With these loud little noises, my wife is clearly breaking our pre-Covid-19 pacted of no work phones inbed.
But lots has changed.
And this is the least of it.
I get up and make her breakfast and a coffee. I know she knows how to drive the espresso machine but when I am in residence, she insists she can’t stretch the milk.
I am an essential service to an essential service.
It is nice though, some early morning time together. I don’t see her much during this lockdown. She usually gets home late.
She calls herself a public servant. She’s working on the policy response to Covid-19 as a shift worker because they have so much policy to shift. She tells me they used to take weeks to write a cabinet paper, stressing over where to place a verb in a sentence. Now it seems they have only a few days to stress over where to place masses of potentially infected people.
My wife leaves for work with all the other early-rising essential-workers, but rather than their day-glow vests and sports utility vehicles or buses or trucks, she’s wearing a power suit and driving a small EV.
Very Wellington.
My wife is so grateful that I’m looking after the kids and cooking and cleaning and tears up when she tells me this. She’s saving the fucking world while I’m vacuuming and she’s thanking me!
I tell her I’m proud of her and I feel empowered by supporting her to do what needs to be done. I don’t worry about it sounding condescending or cheesey because it’s genuine and one of Zoe’s many talents is taking a compliment.
The kids get up later but don’t expect coffee. They do expect sugar-coated cereal, somehow conflating lockdown with holidays and an increased chance of breakfast indulgence.
If it has been a 3 am start to the day, I tend not to sugar coat my responses to their requests.
I think the neighbours would report lots of shouting from our house, if they could hear anything over the din of their incessant power tools. The fervour with which they are doing it themselves suggests they don’t realise that we’re in this lockdown for the long haul.
Of the five residents in our house, Luna the dog shouts the most. She’s just not used to sounds coming over the fence during the day. I recognise them as sanders and grinders and water blasters. She doesn’t recognise them at all, so she barks at them. And she barks a lot.
We are home schooling during lockdown. We had talked about me doing this if Zoe got a posting in the Pacific. Now I am getting to practice, and slowly getting better. I started off being more a janitor and manning the canteen, but slowly I am working my way towards teacher’s assistant. My ambition is, of course, principal.

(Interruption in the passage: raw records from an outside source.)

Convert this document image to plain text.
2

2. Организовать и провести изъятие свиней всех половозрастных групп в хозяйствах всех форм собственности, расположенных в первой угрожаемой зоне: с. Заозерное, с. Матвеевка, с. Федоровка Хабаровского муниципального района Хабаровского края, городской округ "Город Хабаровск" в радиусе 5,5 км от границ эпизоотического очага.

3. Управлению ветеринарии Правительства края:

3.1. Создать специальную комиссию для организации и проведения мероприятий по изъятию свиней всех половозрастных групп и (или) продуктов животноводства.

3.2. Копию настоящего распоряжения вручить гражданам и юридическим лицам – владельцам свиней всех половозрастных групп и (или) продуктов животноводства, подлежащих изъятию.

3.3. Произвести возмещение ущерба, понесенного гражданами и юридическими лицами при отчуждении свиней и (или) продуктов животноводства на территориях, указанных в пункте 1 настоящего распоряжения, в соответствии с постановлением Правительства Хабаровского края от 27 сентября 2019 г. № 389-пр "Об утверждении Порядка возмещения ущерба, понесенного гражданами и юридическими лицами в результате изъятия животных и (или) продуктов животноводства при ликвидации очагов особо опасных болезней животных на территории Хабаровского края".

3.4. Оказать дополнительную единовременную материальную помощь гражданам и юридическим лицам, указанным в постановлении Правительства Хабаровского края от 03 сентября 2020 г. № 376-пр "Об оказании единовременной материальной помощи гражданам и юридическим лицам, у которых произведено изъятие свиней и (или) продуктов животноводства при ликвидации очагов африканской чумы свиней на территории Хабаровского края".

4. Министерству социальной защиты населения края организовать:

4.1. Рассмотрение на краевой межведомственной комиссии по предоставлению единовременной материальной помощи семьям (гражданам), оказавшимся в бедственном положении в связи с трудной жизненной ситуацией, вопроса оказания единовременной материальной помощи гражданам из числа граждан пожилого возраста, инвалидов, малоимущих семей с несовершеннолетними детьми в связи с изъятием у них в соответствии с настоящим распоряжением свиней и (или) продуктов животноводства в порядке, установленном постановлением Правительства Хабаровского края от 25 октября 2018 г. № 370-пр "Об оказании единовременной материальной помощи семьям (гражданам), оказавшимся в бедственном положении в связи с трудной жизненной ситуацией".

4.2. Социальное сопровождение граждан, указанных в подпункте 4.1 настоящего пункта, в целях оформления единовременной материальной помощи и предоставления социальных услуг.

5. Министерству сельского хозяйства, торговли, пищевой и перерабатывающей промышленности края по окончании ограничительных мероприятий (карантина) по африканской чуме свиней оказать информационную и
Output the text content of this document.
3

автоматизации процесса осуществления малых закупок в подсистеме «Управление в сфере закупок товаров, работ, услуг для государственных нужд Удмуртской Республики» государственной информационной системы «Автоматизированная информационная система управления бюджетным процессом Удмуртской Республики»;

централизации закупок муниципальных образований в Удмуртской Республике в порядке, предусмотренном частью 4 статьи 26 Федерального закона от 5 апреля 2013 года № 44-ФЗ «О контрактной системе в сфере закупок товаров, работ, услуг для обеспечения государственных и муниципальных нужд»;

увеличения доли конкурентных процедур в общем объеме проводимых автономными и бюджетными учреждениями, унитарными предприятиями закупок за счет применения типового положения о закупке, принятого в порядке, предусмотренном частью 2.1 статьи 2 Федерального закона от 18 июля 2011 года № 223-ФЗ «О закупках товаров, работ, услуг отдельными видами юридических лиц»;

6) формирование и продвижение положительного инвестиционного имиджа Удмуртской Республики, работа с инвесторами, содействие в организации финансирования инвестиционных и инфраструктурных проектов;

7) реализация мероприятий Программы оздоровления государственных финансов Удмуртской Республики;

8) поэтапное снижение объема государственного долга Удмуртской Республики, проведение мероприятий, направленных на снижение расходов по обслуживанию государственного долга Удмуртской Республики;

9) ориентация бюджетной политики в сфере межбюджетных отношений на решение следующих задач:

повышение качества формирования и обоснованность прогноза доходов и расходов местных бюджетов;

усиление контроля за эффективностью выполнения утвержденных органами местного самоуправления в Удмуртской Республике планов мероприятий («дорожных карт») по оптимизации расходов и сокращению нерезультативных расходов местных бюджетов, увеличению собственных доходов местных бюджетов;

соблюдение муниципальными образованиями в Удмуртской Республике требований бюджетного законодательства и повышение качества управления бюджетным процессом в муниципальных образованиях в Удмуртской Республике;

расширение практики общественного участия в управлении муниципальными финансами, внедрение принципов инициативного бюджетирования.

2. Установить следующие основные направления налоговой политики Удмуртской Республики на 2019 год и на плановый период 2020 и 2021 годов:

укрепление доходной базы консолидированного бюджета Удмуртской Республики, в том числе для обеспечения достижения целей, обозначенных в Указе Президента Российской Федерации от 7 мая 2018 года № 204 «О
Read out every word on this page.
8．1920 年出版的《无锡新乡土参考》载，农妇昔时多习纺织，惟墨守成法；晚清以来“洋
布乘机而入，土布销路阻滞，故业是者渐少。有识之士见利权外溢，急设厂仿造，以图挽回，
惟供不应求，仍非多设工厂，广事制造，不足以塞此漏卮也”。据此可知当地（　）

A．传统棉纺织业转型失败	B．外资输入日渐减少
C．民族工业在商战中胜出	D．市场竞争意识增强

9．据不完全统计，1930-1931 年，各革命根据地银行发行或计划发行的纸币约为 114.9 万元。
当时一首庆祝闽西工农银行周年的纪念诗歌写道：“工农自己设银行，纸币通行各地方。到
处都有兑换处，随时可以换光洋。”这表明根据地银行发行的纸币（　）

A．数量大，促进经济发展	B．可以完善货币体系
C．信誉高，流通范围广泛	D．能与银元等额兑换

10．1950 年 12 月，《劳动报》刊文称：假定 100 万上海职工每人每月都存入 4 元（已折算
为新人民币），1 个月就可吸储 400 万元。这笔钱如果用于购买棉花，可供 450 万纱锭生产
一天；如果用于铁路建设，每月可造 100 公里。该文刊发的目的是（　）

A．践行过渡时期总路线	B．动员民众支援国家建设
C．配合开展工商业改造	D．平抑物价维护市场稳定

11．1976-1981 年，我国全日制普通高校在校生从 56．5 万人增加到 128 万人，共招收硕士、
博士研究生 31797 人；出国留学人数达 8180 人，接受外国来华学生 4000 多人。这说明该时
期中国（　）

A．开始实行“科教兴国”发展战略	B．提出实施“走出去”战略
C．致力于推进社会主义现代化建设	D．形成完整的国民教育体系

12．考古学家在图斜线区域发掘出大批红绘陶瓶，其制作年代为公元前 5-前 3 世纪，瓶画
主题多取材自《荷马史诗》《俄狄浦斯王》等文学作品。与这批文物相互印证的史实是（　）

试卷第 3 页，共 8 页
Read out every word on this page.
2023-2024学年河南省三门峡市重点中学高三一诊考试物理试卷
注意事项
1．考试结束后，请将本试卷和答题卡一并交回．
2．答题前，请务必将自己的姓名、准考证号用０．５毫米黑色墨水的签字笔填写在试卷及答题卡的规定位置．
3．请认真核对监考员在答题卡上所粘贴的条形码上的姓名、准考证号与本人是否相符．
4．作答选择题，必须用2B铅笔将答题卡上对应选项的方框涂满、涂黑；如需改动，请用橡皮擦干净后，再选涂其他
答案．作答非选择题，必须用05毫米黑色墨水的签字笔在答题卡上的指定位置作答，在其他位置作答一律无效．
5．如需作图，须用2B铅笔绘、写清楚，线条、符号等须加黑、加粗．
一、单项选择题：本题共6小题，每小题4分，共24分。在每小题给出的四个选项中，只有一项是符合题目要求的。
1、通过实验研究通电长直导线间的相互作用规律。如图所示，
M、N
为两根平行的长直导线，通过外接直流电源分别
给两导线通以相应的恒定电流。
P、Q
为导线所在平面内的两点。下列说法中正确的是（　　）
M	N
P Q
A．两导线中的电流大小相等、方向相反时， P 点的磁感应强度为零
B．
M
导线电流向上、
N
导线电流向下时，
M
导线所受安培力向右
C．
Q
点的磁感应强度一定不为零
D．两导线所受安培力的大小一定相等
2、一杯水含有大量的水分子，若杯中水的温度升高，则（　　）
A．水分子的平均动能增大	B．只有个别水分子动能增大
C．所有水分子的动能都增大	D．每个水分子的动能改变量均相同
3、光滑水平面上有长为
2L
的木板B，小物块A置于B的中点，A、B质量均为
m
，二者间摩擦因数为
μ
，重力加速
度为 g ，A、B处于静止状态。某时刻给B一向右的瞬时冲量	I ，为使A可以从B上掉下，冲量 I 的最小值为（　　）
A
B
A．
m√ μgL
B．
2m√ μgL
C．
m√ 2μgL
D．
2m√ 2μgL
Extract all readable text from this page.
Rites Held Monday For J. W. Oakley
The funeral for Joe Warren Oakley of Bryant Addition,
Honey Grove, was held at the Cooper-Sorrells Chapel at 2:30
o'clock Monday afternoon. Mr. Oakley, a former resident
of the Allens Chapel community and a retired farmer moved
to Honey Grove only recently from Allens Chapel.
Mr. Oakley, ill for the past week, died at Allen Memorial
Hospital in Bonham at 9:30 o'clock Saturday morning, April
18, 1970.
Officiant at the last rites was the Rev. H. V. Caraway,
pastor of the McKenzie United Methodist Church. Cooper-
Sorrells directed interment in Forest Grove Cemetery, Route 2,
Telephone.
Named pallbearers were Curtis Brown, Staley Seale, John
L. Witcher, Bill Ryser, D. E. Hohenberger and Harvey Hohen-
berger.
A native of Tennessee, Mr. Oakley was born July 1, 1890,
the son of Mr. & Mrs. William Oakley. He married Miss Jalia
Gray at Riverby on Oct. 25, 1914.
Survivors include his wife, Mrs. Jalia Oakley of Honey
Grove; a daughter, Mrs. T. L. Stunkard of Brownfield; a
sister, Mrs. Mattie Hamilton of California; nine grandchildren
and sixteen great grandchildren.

When the kids are busy, I catch up on emails and news. I find my way to a ‘human interest’ clip from CNN on YouTube. I cry and so does the interviewer. The news is not supposed to be like this. I stop it before it ends, like stopping a bad dream before it becomes a nightmare. I sit there remembering why I don’t watch TV.
The day goes on: morning classes, lunch, afternoon classes, exercise.
The day ends how it began, just Zoe and me and her phone in bed. We listen to a podcast of radio news. They say the Easter road toll was zero. No one could remember when that had last happened, or if it had ever happened before. If it had, I bet it was during the Spanish Flu.